Sin embargo, el problema no se limita al ámbito normativo o cultural. La infraestructura también representa un obstáculo. La identificación imprecisa de direcciones, las limitaciones del sistema postal y las deficiencias logísticas complican la distribución eficiente de productos, afectando la experiencia del consumidor.
Falta de estrategia
En paralelo, muchos emprendimientos que incursionan en ventas online cometen errores estratégicos que limitan su crecimiento. Vender sin planificación, sin métricas y sin una estructura clara impide aprovechar el verdadero potencial de las plataformas digitales.
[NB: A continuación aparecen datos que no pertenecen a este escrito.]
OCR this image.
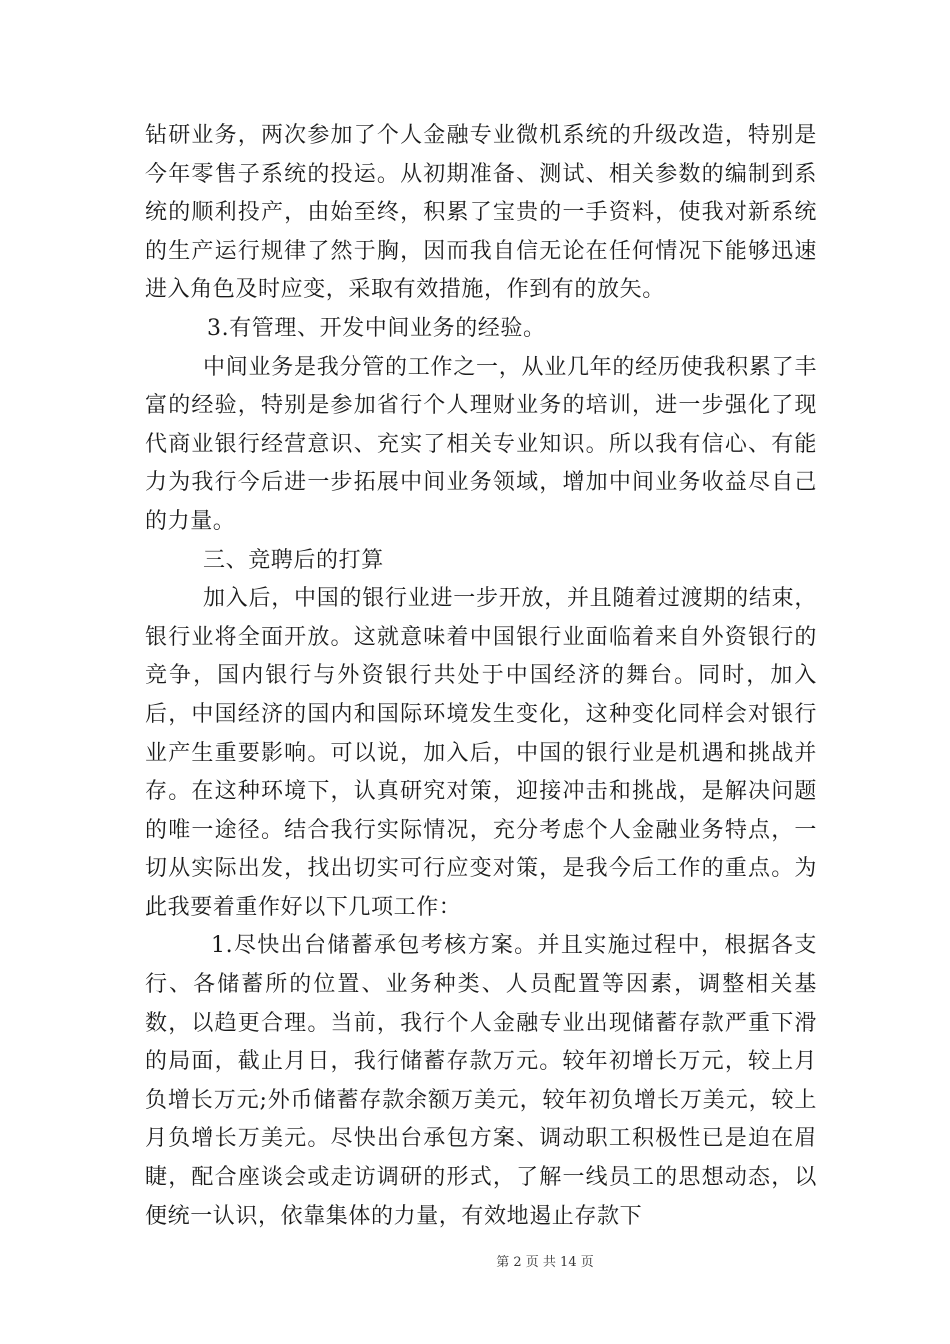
钻研业务，两次参加了个人金融专业微机系统的升级改造，特别是今年零售子系统的投运。从初期准备、测试、相关参数的编制到系统的顺利投产，由始至终，积累了宝贵的一手资料，使我对新系统的生产运行规律了然于胸，因而我自信无论在任何情况下能够迅速进入角色及时应变，采取有效措施，作到有的放矢。

3.有管理、开发中间业务的经验。

中间业务是我分管的工作之一，从业几年的经历使我积累了丰富的经验，特别是参加省行个人理财业务的培训，进一步强化了现代商业银行经营意识、充实了相关专业知识。所以我有信心、有能力为我行今后进一步拓展中间业务领域，增加中间业务收益尽自己的力量。

三、竞聘后的打算

加入后，中国的银行业进一步开放，并且随着过渡期的结束，银行业将全面开放。这就意味着中国银行业面临着来自外资银行的竞争，国内银行与外资银行共处于中国经济的舞台。同时，加入后，中国经济的国内和国际环境发生变化，这种变化同样会对银行业产生重要影响。可以说，加入后，中国的银行业是机遇和挑战并存。在这种环境下，认真研究对策，迎接冲击和挑战，是解决问题的唯一途径。结合我行实际情况，充分考虑个人金融业务特点，一切从实际出发，找出切实可行应变对策，是我今后工作的重点。为此我要着重作好以下几项工作：

1.尽快出台储蓄承包考核方案。并且实施过程中，根据各支行、各储蓄所的位置、业务种类、人员配置等因素，调整相关基数，以趋更合理。当前，我行个人金融专业出现储蓄存款严重下滑的局面，截止月日，我行储蓄存款万元。较年初增长万元，较上月负增长万元;外币储蓄存款余额万美元，较年初负增长万美元，较上月负增长万美元。尽快出台承包方案、调动职工积极性已是迫在眉睫，配合座谈会或走访调研的形式，了解一线员工的思想动态，以便统一认识，依靠集体的力量，有效地遏止存款下

第 2 页 共 14 页
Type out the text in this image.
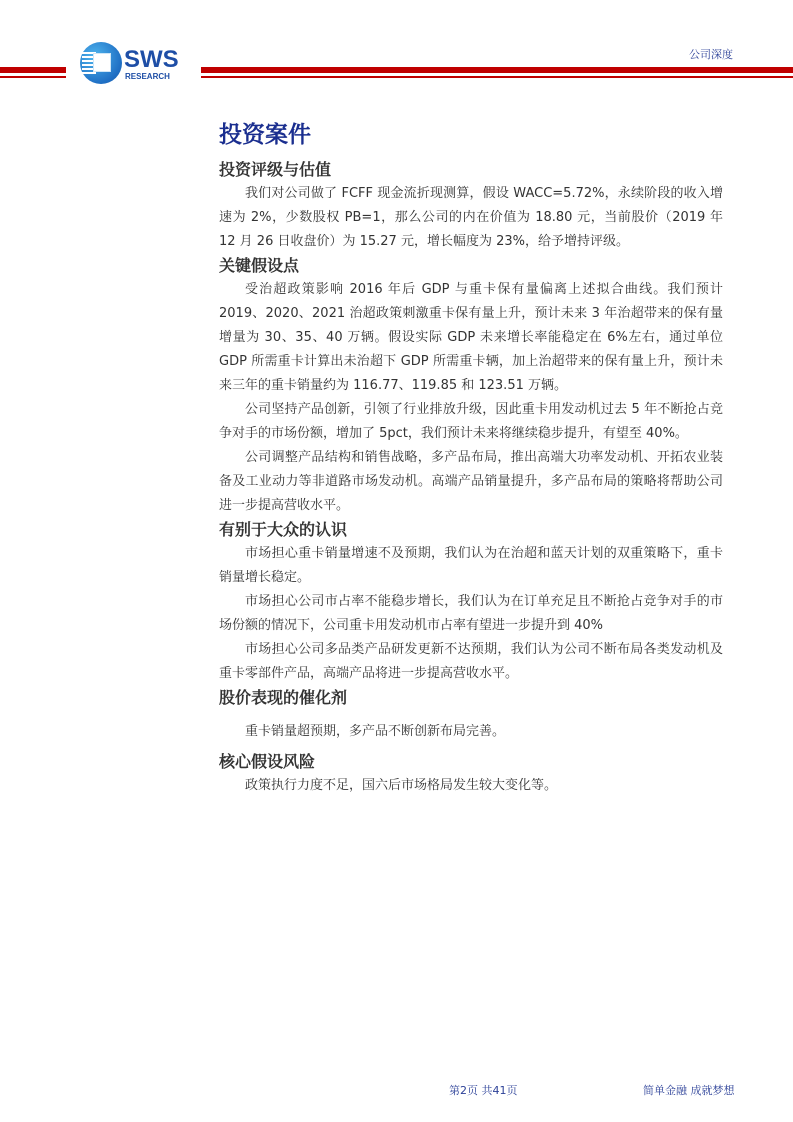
SWS
RESEARCH
公司深度
投资案件
投资评级与估值

我们对公司做了 FCFF 现金流折现测算，假设 WACC=5.72%，永续阶段的收入增速为 2%，少数股权 PB=1，那么公司的内在价值为 18.80 元，当前股价（2019 年 12 月 26 日收盘价）为 15.27 元，增长幅度为 23%，给予增持评级。

关键假设点

受治超政策影响 2016 年后 GDP 与重卡保有量偏离上述拟合曲线。我们预计 2019、2020、2021 治超政策刺激重卡保有量上升，预计未来 3 年治超带来的保有量增量为 30、35、40 万辆。假设实际 GDP 未来增长率能稳定在 6%左右，通过单位 GDP 所需重卡计算出未治超下 GDP 所需重卡辆，加上治超带来的保有量上升，预计未来三年的重卡销量约为 116.77、119.85 和 123.51 万辆。

公司坚持产品创新，引领了行业排放升级，因此重卡用发动机过去 5 年不断抢占竞争对手的市场份额，增加了 5pct，我们预计未来将继续稳步提升，有望至 40%。

公司调整产品结构和销售战略，多产品布局，推出高端大功率发动机、开拓农业装备及工业动力等非道路市场发动机。高端产品销量提升，多产品布局的策略将帮助公司进一步提高营收水平。

有别于大众的认识

市场担心重卡销量增速不及预期，我们认为在治超和蓝天计划的双重策略下，重卡销量增长稳定。

市场担心公司市占率不能稳步增长，我们认为在订单充足且不断抢占竞争对手的市场份额的情况下，公司重卡用发动机市占率有望进一步提升到 40%

市场担心公司多品类产品研发更新不达预期，我们认为公司不断布局各类发动机及重卡零部件产品，高端产品将进一步提高营收水平。

股价表现的催化剂

重卡销量超预期，多产品不断创新布局完善。

核心假设风险

政策执行力度不足，国六后市场格局发生较大变化等。

第2页 共41页	简单金融 成就梦想
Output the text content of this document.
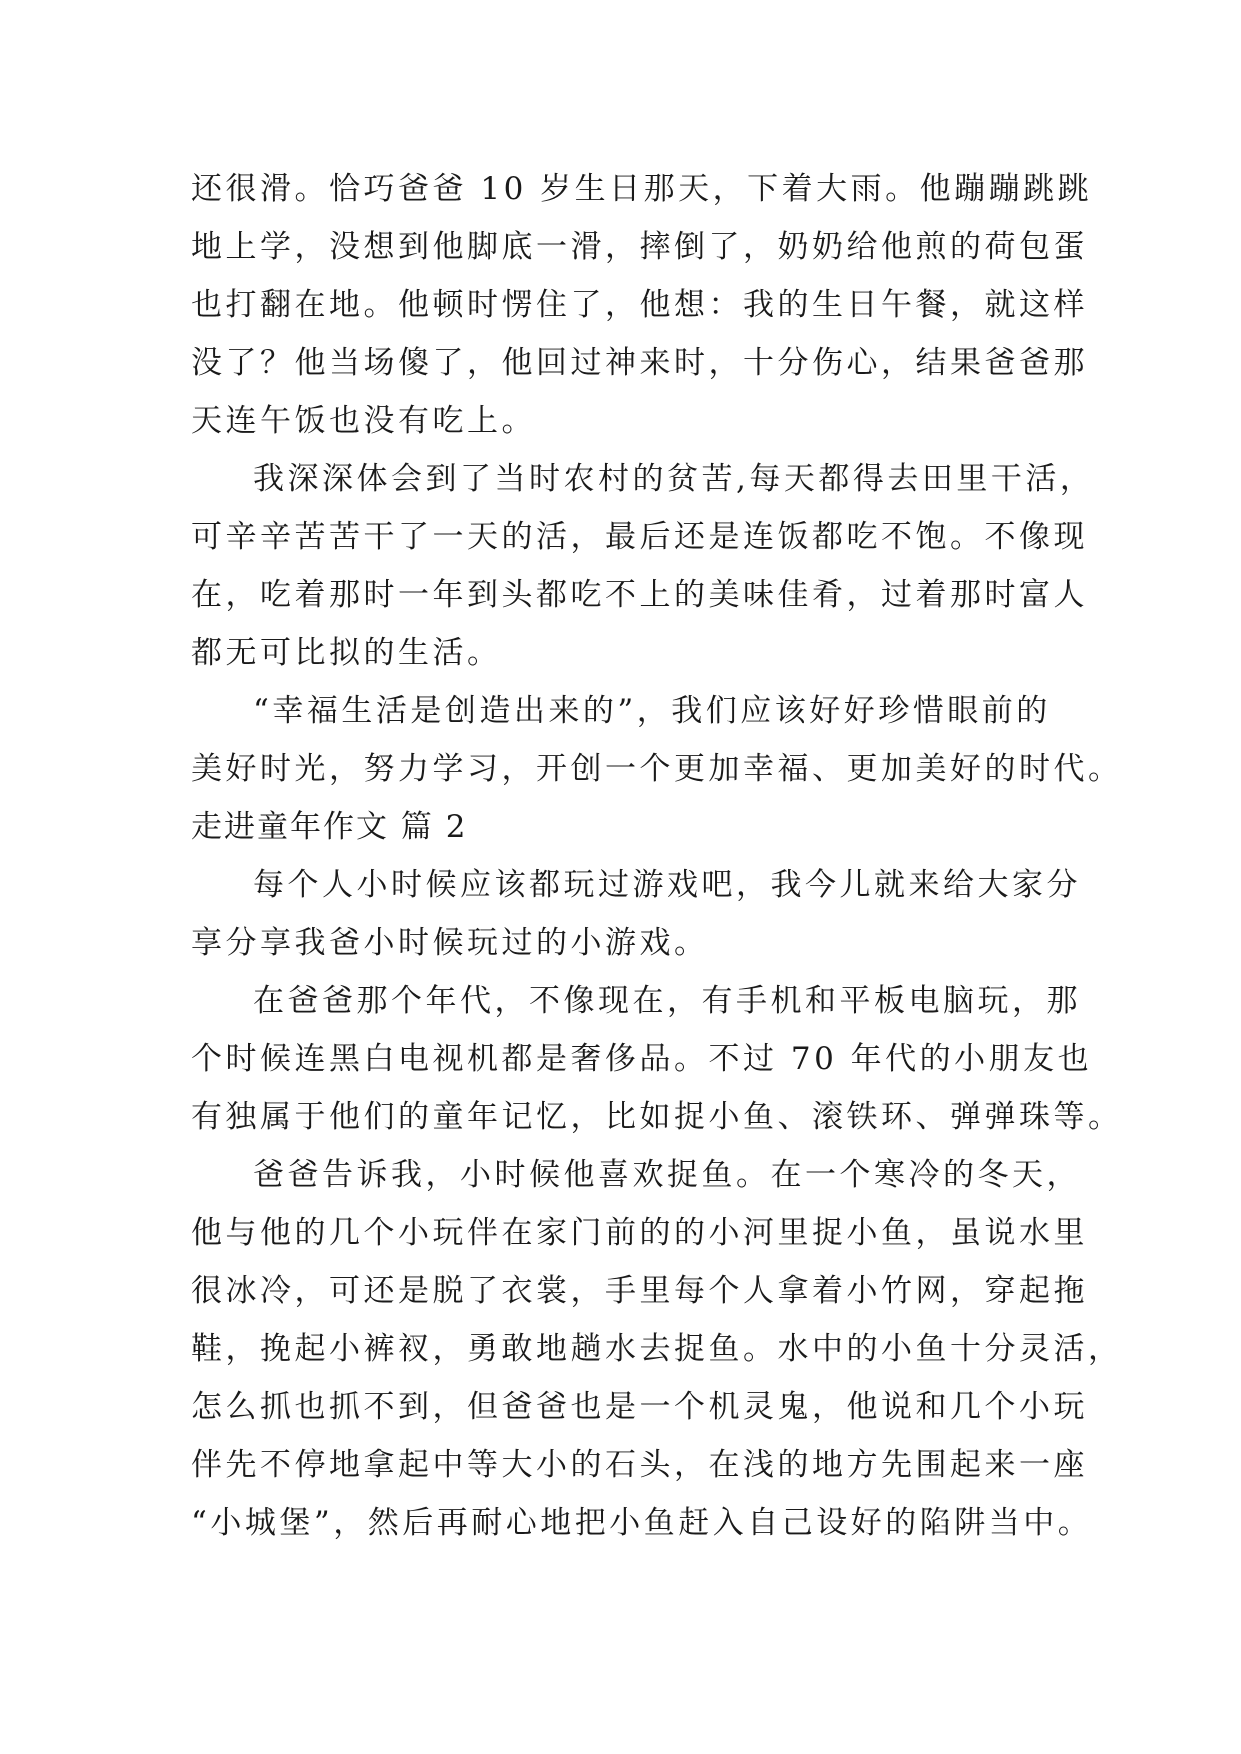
还很滑。恰巧爸爸 10 岁生日那天，下着大雨。他蹦蹦跳跳
地上学，没想到他脚底一滑，摔倒了，奶奶给他煎的荷包蛋
也打翻在地。他顿时愣住了，他想：我的生日午餐，就这样
没了？他当场傻了，他回过神来时，十分伤心，结果爸爸那
天连午饭也没有吃上。
我深深体会到了当时农村的贫苦,每天都得去田里干活，
可辛辛苦苦干了一天的活，最后还是连饭都吃不饱。不像现
在，吃着那时一年到头都吃不上的美味佳肴，过着那时富人
都无可比拟的生活。
“幸福生活是创造出来的”，我们应该好好珍惜眼前的
美好时光，努力学习，开创一个更加幸福、更加美好的时代。
走进童年作文 篇 2
每个人小时候应该都玩过游戏吧，我今儿就来给大家分
享分享我爸小时候玩过的小游戏。
在爸爸那个年代，不像现在，有手机和平板电脑玩，那
个时候连黑白电视机都是奢侈品。不过 70 年代的小朋友也
有独属于他们的童年记忆，比如捉小鱼、滚铁环、弹弹珠等。
爸爸告诉我，小时候他喜欢捉鱼。在一个寒冷的冬天，
他与他的几个小玩伴在家门前的的小河里捉小鱼，虽说水里
很冰冷，可还是脱了衣裳，手里每个人拿着小竹网，穿起拖
鞋，挽起小裤衩，勇敢地趟水去捉鱼。水中的小鱼十分灵活，
怎么抓也抓不到，但爸爸也是一个机灵鬼，他说和几个小玩
伴先不停地拿起中等大小的石头，在浅的地方先围起来一座
“小城堡”，然后再耐心地把小鱼赶入自己设好的陷阱当中。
“Todo lo que no se mide no se puede mejorar. Muchas personas están vendiendo en modo sobrevivencia, sin utilizar herramientas de análisis que las propias plataformas ofrecen”, afirma el director.
Pese a estos desafíos, el comercio electrónico representa una oportunidad significativa para el empleo juvenil y el emprendimiento. Más allá del intercambio físico de productos, el ecosistema digital incluye creación de contenido, productos digitales, servicios especializados y nuevas formas de generación de ingresos.
Desde la academia, la formación estratégica cobra un papel clave. En la carrera de Ingeniería Comercial de Unifranz, los estudiantes que optan por la mención en e-commerce reciben formación especializada en marketing digital, desarrollo de productos digitales y plataformas no-code, que permiten validar ideas de negocio sin necesidad de programación avanzada.
“A partir del sexto semestre, nuestros estudiantes que escogen la mención de e-commerce tienen formación en seis materias de especialidad, trabajan directamente con especialistas, principalmente en la creación y desarrollo de plataformas digitales, conocen lo que es el marketing digital, la creación y el desarrollo de productos digitales”, señala el académico.
Bajo el modelo de “aprender haciendo”, los estudiantes trabajan con empresas reales, desarrollando soluciones integrales. Casos recientes muestran cómo propuestas estratégicas, como la implementación de sistemas de gestión y optimización de procesos, han permitido a pequeñas empresas mejorar su organización y aumentar sus ingresos en pocos meses.
“La ventaja de un estudiante que estudia en Unifranz es la estrategia. Sin ánimo de menospreciar a quien se forma de manera empírica, el hecho de que te formes con una estructura, con la práctica real, con empresas reales, hace que generes un pensamiento estratégico y crítico”, añade Soruco.
El modelo “Aprender Haciendo” de Unifranz es una metodología educativa centrada en la experiencia práctica y la resolución de problemas reales, que conecta a los estudiantes con el mundo profesional desde el inicio de sus carreras. Esto les permite desarrollar habilidades clave y aumentar su empleabilidad.
“Aprender haciendo permite que los estudiantes desarrollen competencias reales y rasgos de nuestro modelo de persona desde el inicio de su formación. En Unifranz, no solo transferimos conocimientos, sino que desafiamos a nuestros estudiantes a aplicar lo aprendido en contextos prácticos, con proyectos, simulaciones, desafíos empresariales y experiencias colaborativas, sin perder el enfoque de una formación integral que trasciende lo técnico”, destaca Gustavo Montaño, vicerrector Académico Nacional de Unifranz.
Para Soruco, el desafío del comercio electrónico en Bolivia no es tecnológico, sino estructural y cultural. Con una legislación clara, una mayor educación financiera digital y estrategias empresariales basadas en datos, el país podría convertir su etapa formativa en una fase de consolidación y crecimiento sostenible.